Если верить в то, что все вещи в пьесе названы своими именами, то утиная охота — это просто мечта бездельника, заслонившая для него работу, помешавшая поехать к отцу: “Сентябрь — время неприкосновенное: охота”. Это все так, если брать слова только в обычном, первоначальном значении. Но в данной системе ценностей у них развивается особое, только для данного случая, значение, обычно им не присущее. Прежний смысл отходит на второй план, оказывается в подчинении.
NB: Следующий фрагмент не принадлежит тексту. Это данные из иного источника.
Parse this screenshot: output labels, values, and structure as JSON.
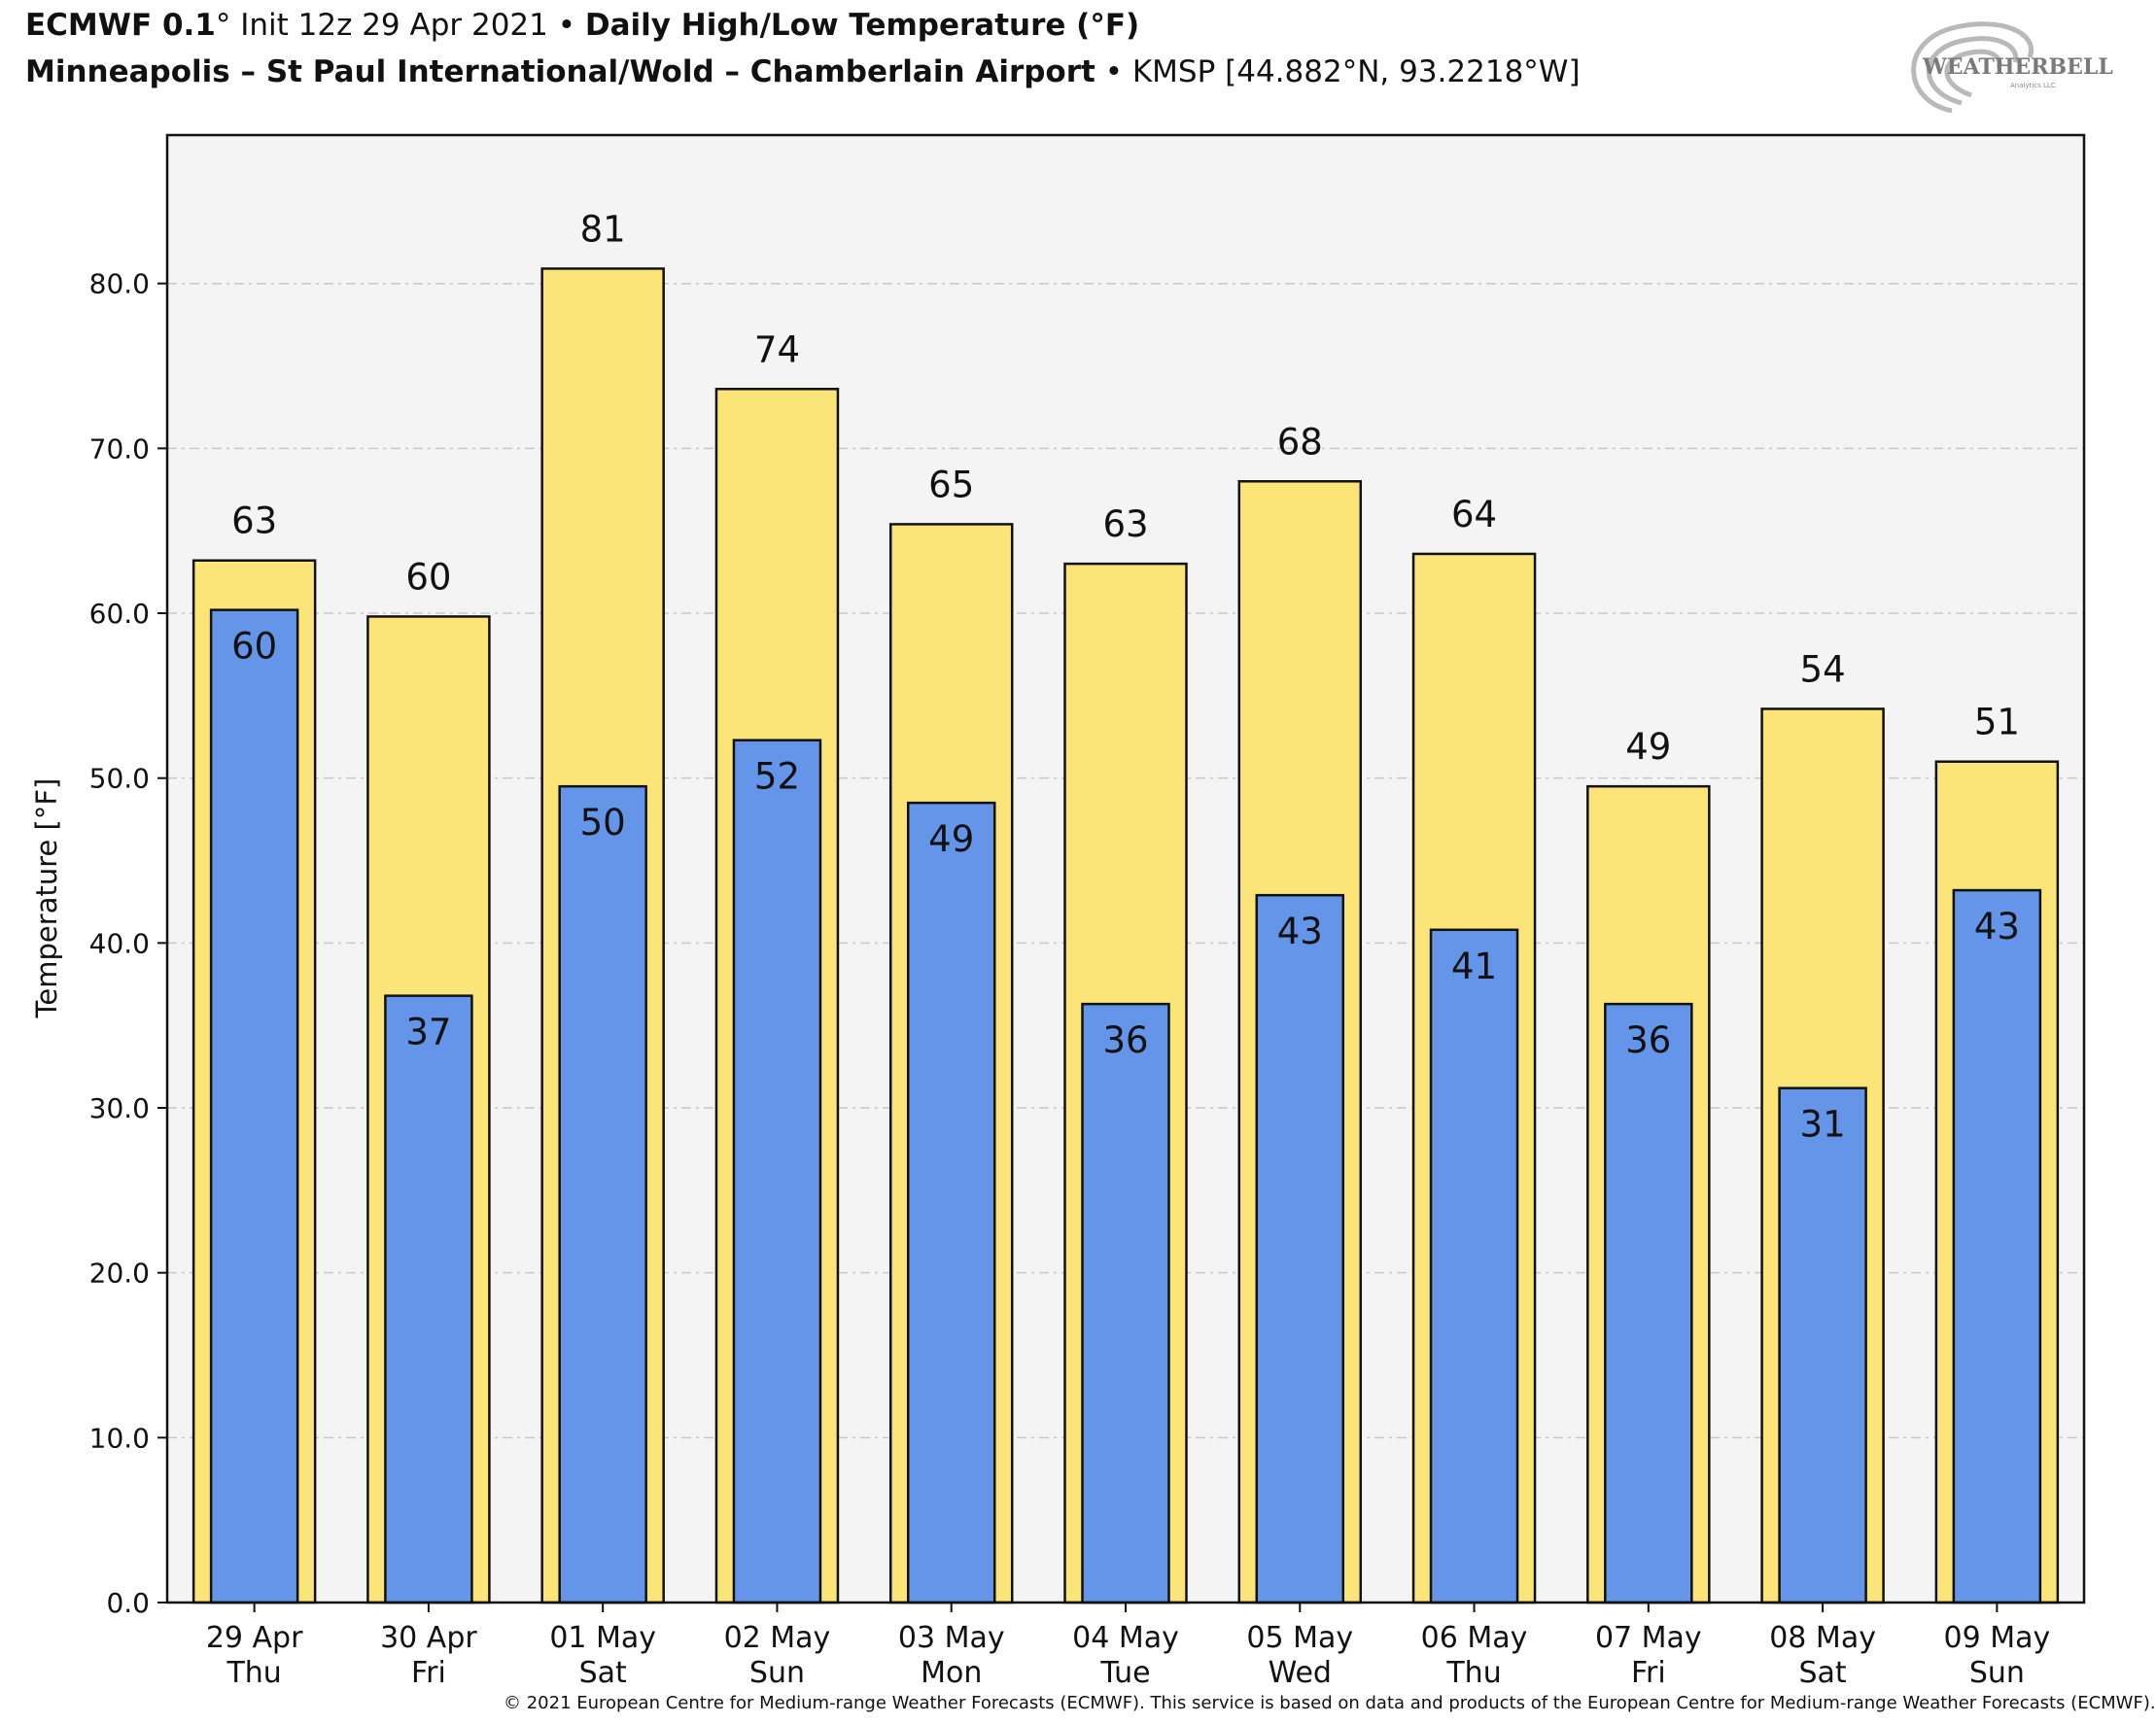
{
  "header": {
    "line1": [
      {
        "text": "ECMWF 0.1",
        "bold": true
      },
      {
        "text": "° Init 12z 29 Apr 2021 ",
        "bold": false
      },
      {
        "text": "• ",
        "bold": false
      },
      {
        "text": "Daily High/Low Temperature (°F)",
        "bold": true
      }
    ],
    "line2": [
      {
        "text": "Minneapolis – St Paul International/Wold – Chamberlain Airport",
        "bold": true
      },
      {
        "text": " • KMSP [44.882°N, 93.2218°W]",
        "bold": false
      }
    ]
  },
  "logo": {
    "text": "WEATHERBELL",
    "subtext": "Analytics LLC"
  },
  "footer": "© 2021 European Centre for Medium-range Weather Forecasts (ECMWF). This service is based on data and products of the European Centre for Medium-range Weather Forecasts (ECMWF).",
  "chart_data": {
    "type": "bar",
    "title": "Daily High/Low Temperature (°F)",
    "ylabel": "Temperature [°F]",
    "xlabel": "",
    "ylim": [
      0,
      89
    ],
    "yticks": [
      0,
      10,
      20,
      30,
      40,
      50,
      60,
      70,
      80
    ],
    "ytick_labels": [
      "0.0",
      "10.0",
      "20.0",
      "30.0",
      "40.0",
      "50.0",
      "60.0",
      "70.0",
      "80.0"
    ],
    "grid": "horizontal dashed",
    "categories": [
      {
        "date": "29 Apr",
        "day": "Thu"
      },
      {
        "date": "30 Apr",
        "day": "Fri"
      },
      {
        "date": "01 May",
        "day": "Sat"
      },
      {
        "date": "02 May",
        "day": "Sun"
      },
      {
        "date": "03 May",
        "day": "Mon"
      },
      {
        "date": "04 May",
        "day": "Tue"
      },
      {
        "date": "05 May",
        "day": "Wed"
      },
      {
        "date": "06 May",
        "day": "Thu"
      },
      {
        "date": "07 May",
        "day": "Fri"
      },
      {
        "date": "08 May",
        "day": "Sat"
      },
      {
        "date": "09 May",
        "day": "Sun"
      }
    ],
    "series": [
      {
        "key": "high",
        "color": "#fce578",
        "values": [
          63.2,
          59.8,
          80.9,
          73.6,
          65.4,
          63.0,
          68.0,
          63.6,
          49.5,
          54.2,
          51.0
        ],
        "labels": [
          "63",
          "60",
          "81",
          "74",
          "65",
          "63",
          "68",
          "64",
          "49",
          "54",
          "51"
        ]
      },
      {
        "key": "low",
        "color": "#6495e8",
        "values": [
          60.2,
          36.8,
          49.5,
          52.3,
          48.5,
          36.3,
          42.9,
          40.8,
          36.3,
          31.2,
          43.2
        ],
        "labels": [
          "60",
          "37",
          "50",
          "52",
          "49",
          "36",
          "43",
          "41",
          "36",
          "31",
          "43"
        ]
      }
    ],
    "colors": {
      "plot_background": "#f4f4f4",
      "grid": "#c8c8c8"
    }
  }
}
Для Зилова утиная охота совсем не хобби — его оскорбляет такое предположение. Не случайно в пьесе неоднократно говорят, что охотник, стрелок он совсем никудышный. Он и сам в этом признается, а его жена еще в самом начале предупреждает: “Главное — сборы да разговоры”. Все эти отдельные замечания, поведение и повод в сцене скандала, совсем не охотницкий разговор с Димой — все это вместе, по ходу действия, подводит к мысли, что главное, действительно, не охота, а стремление на охоту. А, скорее, стремление куда-то и к чему-то. И то, что новое значение лишь частично потеснило первоначальное, а частично с ним соединилось, делает символ не идеально-отвлеченным, а соответствующим драматической ситуации, противоречивым в самом себе.
Говоря об утиной охоте, Зилов имеет в виду вещи, о которых он никогда не упоминает открыто и понимание которых почти никак не проявляет себя ни в его поступках, ни в речи. Более того, когда он чуть-чуть пытается раскрыть их смысл, они кажутся странно сентиментальными, уводящими героя за пределы его характера:
“ОФИЦИАНТ. Взлет — бей быстро, но опять же полное равнодушие… Как сказать… Ну так, вроде бы они летят не в природе, а на картинке.
ЗИЛОВ. Но они не на картинке. Они-то все-таки живые.
ОФИЦИАНТ. Живые они для того, кто мажет. А кто попадает, для того они уже мертвые. Соображаешь?”
Та современная разговорная речь, на которой общаются герои Вампилова, оказывается неприспособленной для выражения многих мыслей. Для них, как уже было в романах Хемингуэя с их конкретным, разговорным языком, остается только подтекст. В словаре Зилова нет слов для тех мыслей и ощущений, на существование которых он только условно указывает, говоря об утиной охоте. Зилов не столько не решается, сколько не умеет освободиться от установленной в его кругу нормы речи и этикета. Он позволит себе лишь бунт против них, взрыв полного отрицания в момент скандала. Затем — вновь возвращение к ним и отчаяние после воспоминаний от вдруг ставшей понятной неслучайности и безрезультатности этого взрыва.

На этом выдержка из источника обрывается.